Je demande à Halip : s’il n’était pas entré à l’Éducation nationale ‹ sur
concours, et brillamment, je le précise pour ceux qui l’ignoreraient ‹
aurait-il les moyens de faire quelque chose pour la langue gasconne, en plus
de son métier et de ses charges de famille ?
Moi, qui suis de la vieille génération, je ne l’aurais pas pu ; et si je
travaille sur le gascon depuis plus de 20 ans, c’est parce que ma retraite
me le permet. D’autres voyagent de par le monde, vont à la pêche ou jouent à
la pétanque avec les amis.
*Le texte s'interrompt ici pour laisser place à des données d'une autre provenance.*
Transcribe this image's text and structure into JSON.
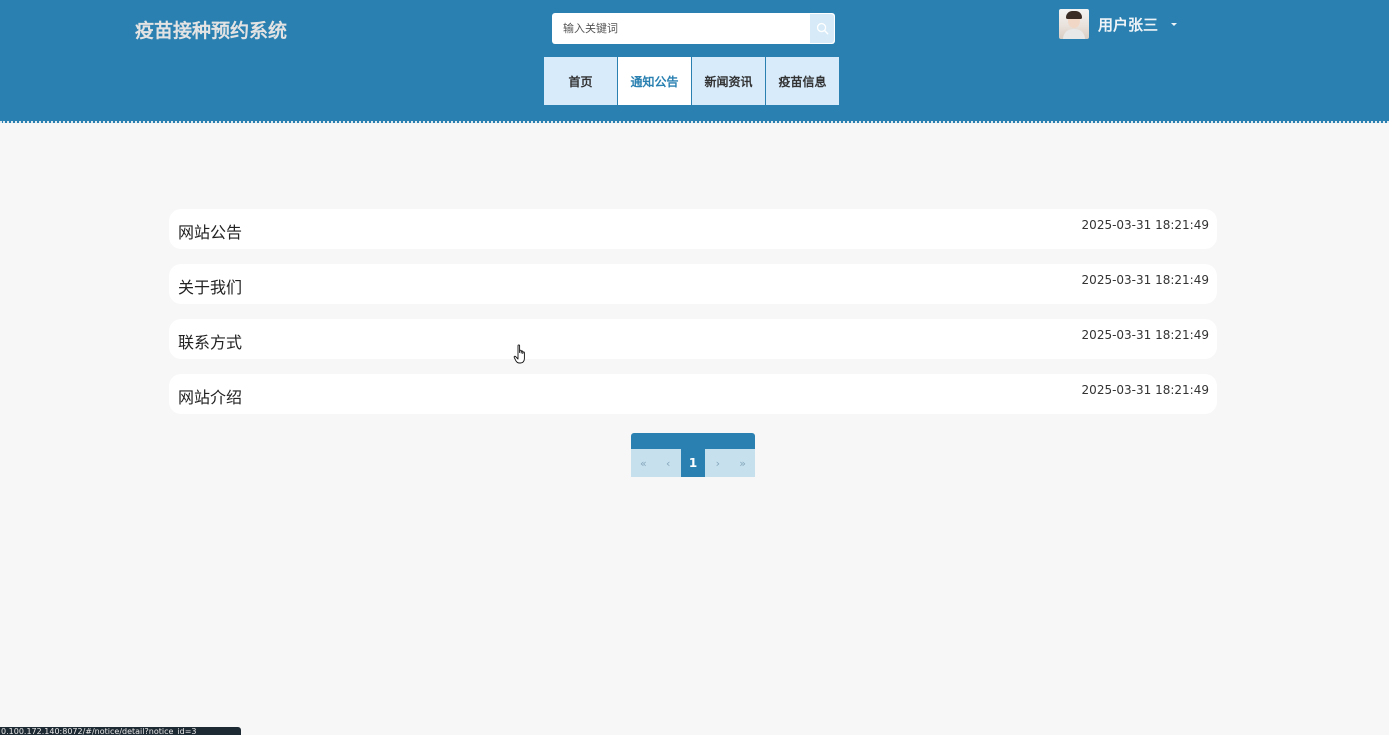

Je ne prétends pas être un héros, mais n’ai pas
peur de dire que je suis un privilégié de pouvoir me consacrer sans souci à
cette cause.
Je ne regrette qu’une chose, c’est le refus de dialogue de bien des
militants qui préfèrent le rejet et l’anathème à l’écoute des arguments
d’autrui.
Halip poursuit :
> De plus, ce ne sont pas eux qui ont souffert mais leurs parents et grands
> parents. Ne soyons pas anachroniques.
Je prépare un article pour le prochain Ligam-DiGaM sur la sociolinguistique
du gascon selon les enquêteurs de l’ALG entre avril 1946 et juin 1952. On y
voit nettement la pauvreté et le caractère arriéré de l’économie gasconne au
lendemain de la guerre, et en parallèle le fait que la grande majorité des
jeunes parents de l’époque, gasconophone entre eux, ne parlent que français
à leurs enfants. On comprend pourquoi, sans avoir à faire un dessin.
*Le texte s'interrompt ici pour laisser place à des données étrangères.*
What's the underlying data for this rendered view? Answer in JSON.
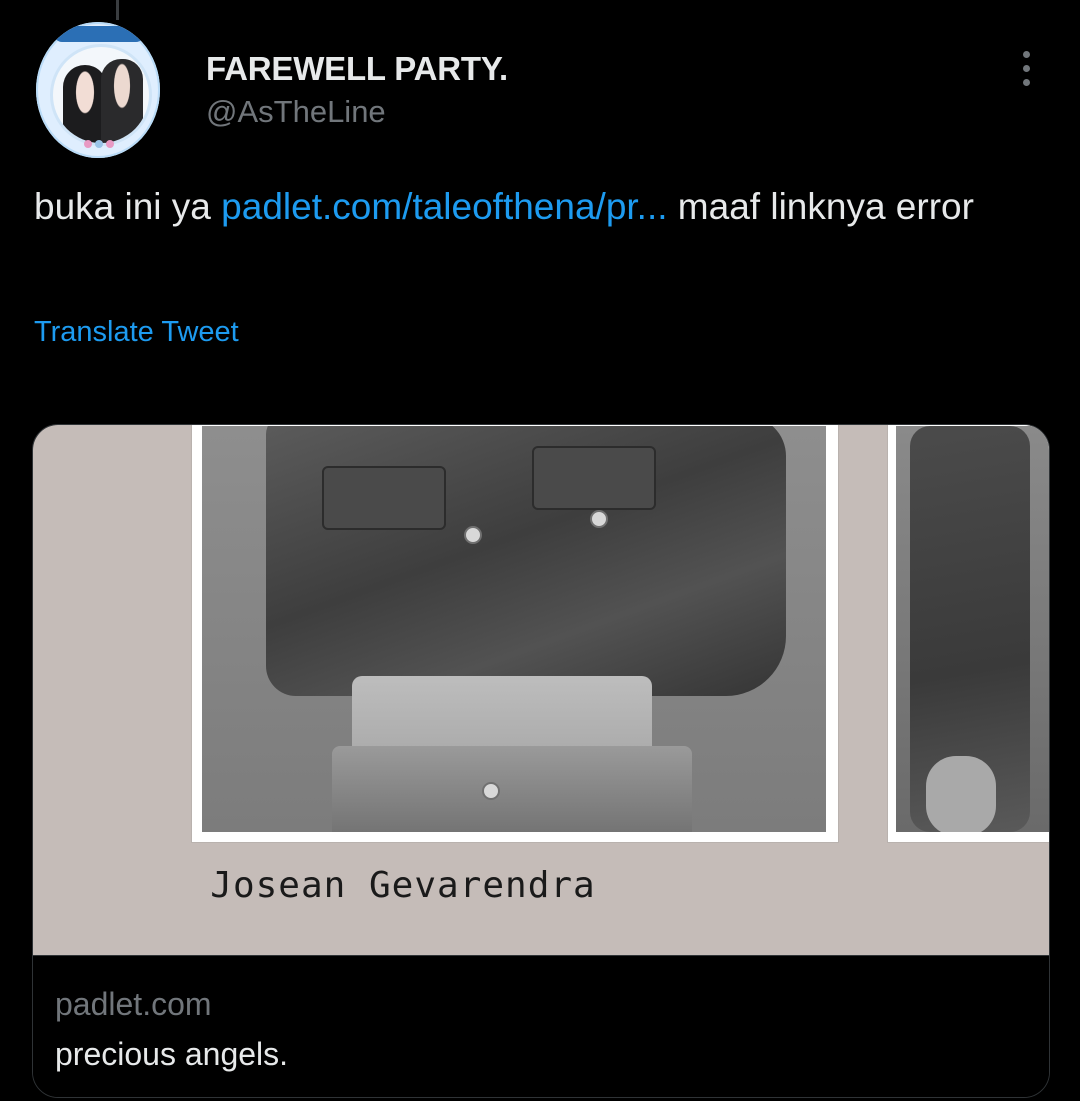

Or ce sont ces enfants, non gasconophones, ou si peu, sur qui Halip semble
tourner sa rancoeur. Aurait-il mieux fait qu’eux, toujours dans les mêmes
conditions économiques ?
Au fond, ce qui me gêne beaucoup chez Halip, c’est son acharnement,
anachronique, lui, sur les générations passées, proches ou plus lointaines.
D’autant qu’il est improductif et ne peut qu’augmenter les rancoeurs. de
part et d’autre.
> Si Jean Lafitte ne veut pas que son nom soit orthographié Lahita, c’est son
> droit. Quant à moi, Lartiga ne me gêne absolument pas. Contrairement à ce que
> Jean Lafitte semble dire, ce ne sont pas ses ancêtres ou les miens qui ont
> choisi mais le curé ou le fonctionnaire (un planqué dans un bureau sans doute)
> qui un jour à choisi d’écrire Lafitte ou Lartigue...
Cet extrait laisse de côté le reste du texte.